LA FORTEZZA DI LUCERA, IL VIRUS E L’ASSEDIO DELLE MENTI

La Fortezza svevo-angioina di Lucera è un luogo solitario, ma non remoto. Ed è un simbolo identitario di una comunità, anche se non riconosciuto da tutti, nel quale è sempre appagante, sul piano emotivo e sentimentale, immergersi; raggiungerla per stare con se stessi. La luce bellissima scolpisce le antiche pietre, tramutando le austere architetture militari in un vero incanto poetico. Perché qui risiede un bel pezzo della nostra anima, che reclama il suo diritto alla tranquillità e alla bellezza. E quanta bellezza i nostri occhi colgono su questo mirabile palcoscenico.

In un luminoso anticipo di primavera, in cielo, due piccoli rapaci, forse gheppi, disegnano traiettorie circolari, in attesa, con occhio acuto, di scorgere, tra l’erba, prede da ghermire. I due volatili si lanciano brevi richiami che appartengono al rituale della caccia; nuvole, così alte, cirri, da sembrare immobili, sono come scie di zucchero nel profondo azzurro. Tutt’intorno, la calma è appena insidiata da una leggera brezza. Il resto dell’umanità è lontano, ridotto a brusio appena percepibile e a movimenti fuori fuoco.

I passi smuovono la ghiaia; si cammina al fianco della storia, si lambisce il suo senso: qui ne è passata tanta. La Fortezza rappresentava il potere esercitato su un ampio territorio e la difesa di esso. E’ facile immaginare, al cospetto di mura plurisecolari, la fiumana di uomini coinvolta negli eventi che qui sono accaduti, la vita quotidiana, la guerra, le carestie, le epidemie, l’amore, la morte.

Una Fortezza che resiste, perché solida, eretta per sfidare il tempo. Una Fortezza rassicurante nella sua maestosità, potente e viva nel suo indubbio significato simbolico, sorgente di memoria che ci accoglie, oggi che vogliamo estraniarci, disperderci, allontanarci da una follia che ha messo l’assedio non a queste o ad altre mura, ma alle menti, attanagliate dall’insicurezza; e non perché vi siano schiere di armati alle viste.

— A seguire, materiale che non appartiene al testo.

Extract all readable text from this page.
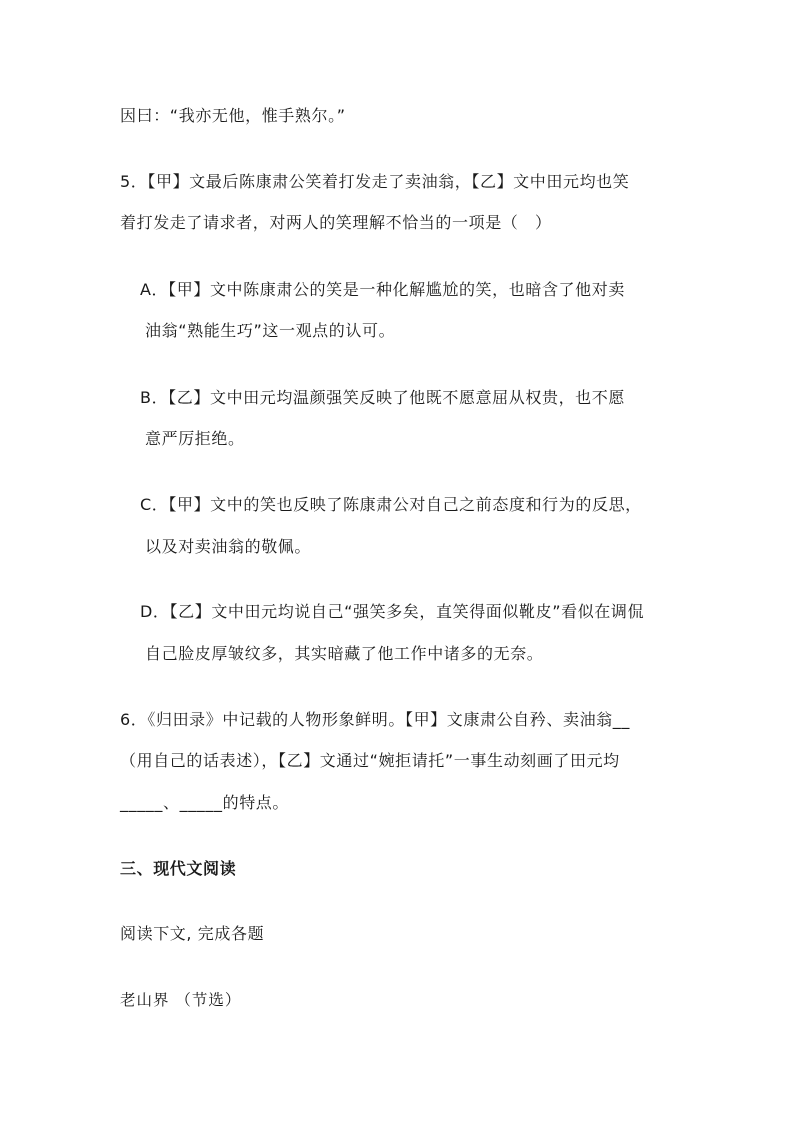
因曰：“我亦无他，惟手熟尔。”
5．【甲】文最后陈康肃公笑着打发走了卖油翁，【乙】文中田元均也笑
着打发走了请求者，对两人的笑理解不恰当的一项是（　）
A．【甲】文中陈康肃公的笑是一种化解尴尬的笑，也暗含了他对卖
油翁“熟能生巧”这一观点的认可。
B．【乙】文中田元均温颜强笑反映了他既不愿意屈从权贵，也不愿
意严厉拒绝。
C．【甲】文中的笑也反映了陈康肃公对自己之前态度和行为的反思，
以及对卖油翁的敬佩。
D．【乙】文中田元均说自己“强笑多矣，直笑得面似靴皮”看似在调侃
自己脸皮厚皱纹多，其实暗藏了他工作中诸多的无奈。
6．《归田录》中记载的人物形象鲜明。【甲】文康肃公自矜、卖油翁__
（用自己的话表述），【乙】文通过“婉拒请托”一事生动刻画了田元均
_____、_____的特点。
三、现代文阅读
阅读下文, 完成各题
老山界 （节选）
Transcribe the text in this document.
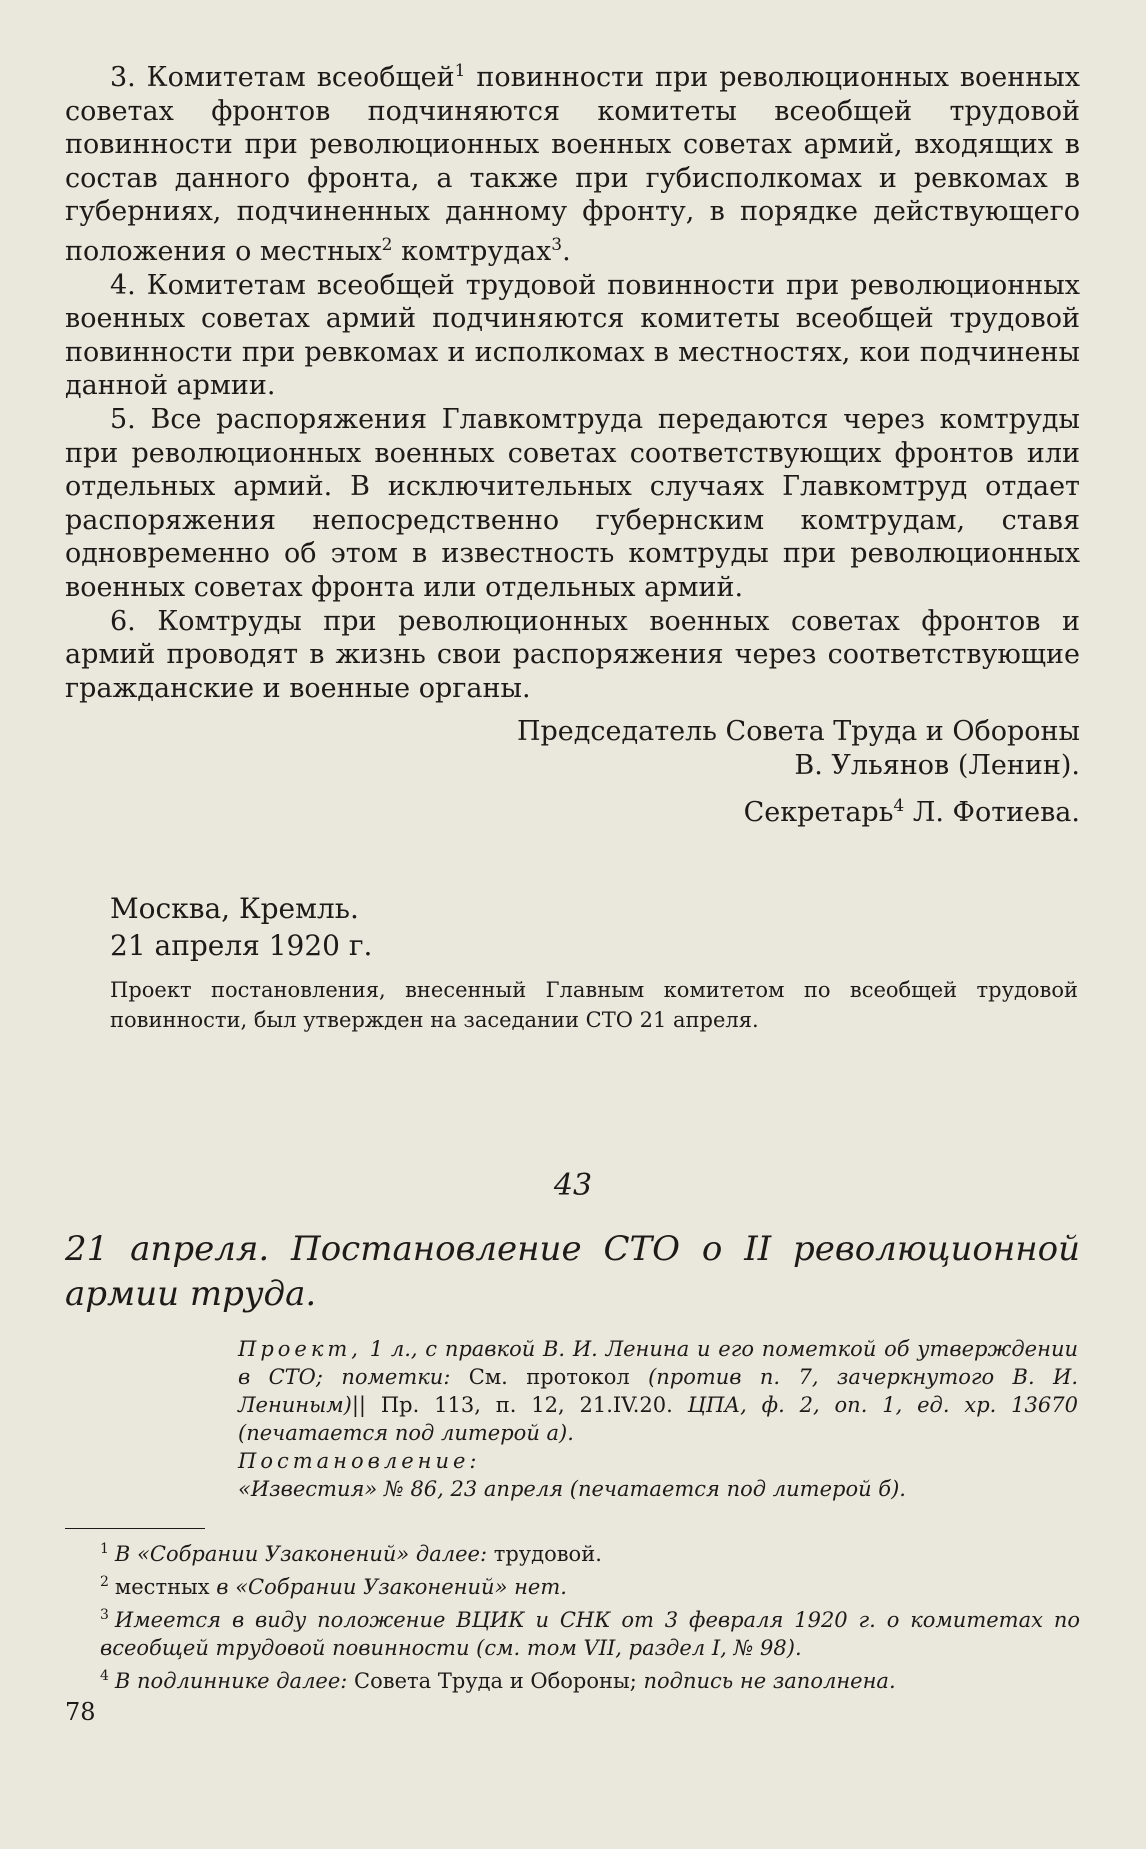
3. Комитетам всеобщей$^1$ повинности при революционных военных советах фронтов подчиняются комитеты всеобщей трудовой повинности при революционных военных советах армий, входящих в состав данного фронта, а также при губисполкомах и ревкомах в губерниях, подчиненных данному фронту, в порядке действующего положения о местных$^2$ комтрудах$^3$.

4. Комитетам всеобщей трудовой повинности при революционных военных советах армий подчиняются комитеты всеобщей трудовой повинности при ревкомах и исполкомах в местностях, кои подчинены данной армии.

5. Все распоряжения Главкомтруда передаются через комтруды при революционных военных советах соответствующих фронтов или отдельных армий. В исключительных случаях Главкомтруд отдает распоряжения непосредственно губернским комтрудам, ставя одновременно об этом в известность комтруды при революционных военных советах фронта или отдельных армий.

6. Комтруды при революционных военных советах фронтов и армий проводят в жизнь свои распоряжения через соответствующие гражданские и военные органы.

Председатель Совета Труда и Обороны

В. Ульянов (Ленин).

Секретарь$^4$ Л. Фотиева.

Москва, Кремль.
21 апреля 1920 г.
Проект постановления, внесенный Главным комитетом по всеобщей трудовой повинности, был утвержден на заседании СТО 21 апреля.
43
21 апреля. Постановление СТО о II революционной армии труда.

Проект, 1 л., с правкой В. И. Ленина и его пометкой об утверждении в СТО; пометки: См. протокол (против п. 7, зачеркнутого В. И. Лениным)|| Пр. 113, п. 12, 21.IV.20. ЦПА, ф. 2, оп. 1, ед. хр. 13670 (печатается под литерой а).

Постановление:

«Известия» № 86, 23 апреля (печатается под литерой б).

$^1$ В «Собрании Узаконений» далее: трудовой.

$^2$ местных в «Собрании Узаконений» нет.

$^3$ Имеется в виду положение ВЦИК и СНК от 3 февраля 1920 г. о комитетах по всеобщей трудовой повинности (см. том VII, раздел I, № 98).

$^4$ В подлиннике далее: Совета Труда и Обороны; подпись не заполнена.

78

Minacce invisibili evocano pericoli imminenti e risvegliano paure ataviche, scritte nel nostro inconscio. Attori si agitano per estorcere a quella paura un lasciapassare per la credibilità, ma è solo un bluff; l’imbroglio, il solito e volgare imbroglio, come strumento per cercare consenso. Non ci sarà la fine del mondo; non ci saranno scenari apocalittici. Chi ha il compito di intervenire, su una questione che comunque è seria, lo sta facendo con sapienza e senza pretendere l’applauso, che pure merita. Allora, rompiamo l’assedio; diamo libertà alle menti e liberiamoci dei profittatori che, in ogni dove, ballano sul terrore altrui.

I due probabili gheppi continuano a volteggiare, fendono l’aria, padroni della loro maestria, sicuri che la pazienza sarà premiata. A ognuno il suo mestiere. Guardiamo ancora il severo profilo della nostra amata Fortezza, che si allunga nella teoria delle torri, fino a quella della Regina, che è come un diamante al centro di una corona. Appunto, una corona, adagiata sulla sommità della collina, sentinella imperitura, a ricordarci chi siamo e ciò che dobbiamo difendere dalle paure e dalla stupidità.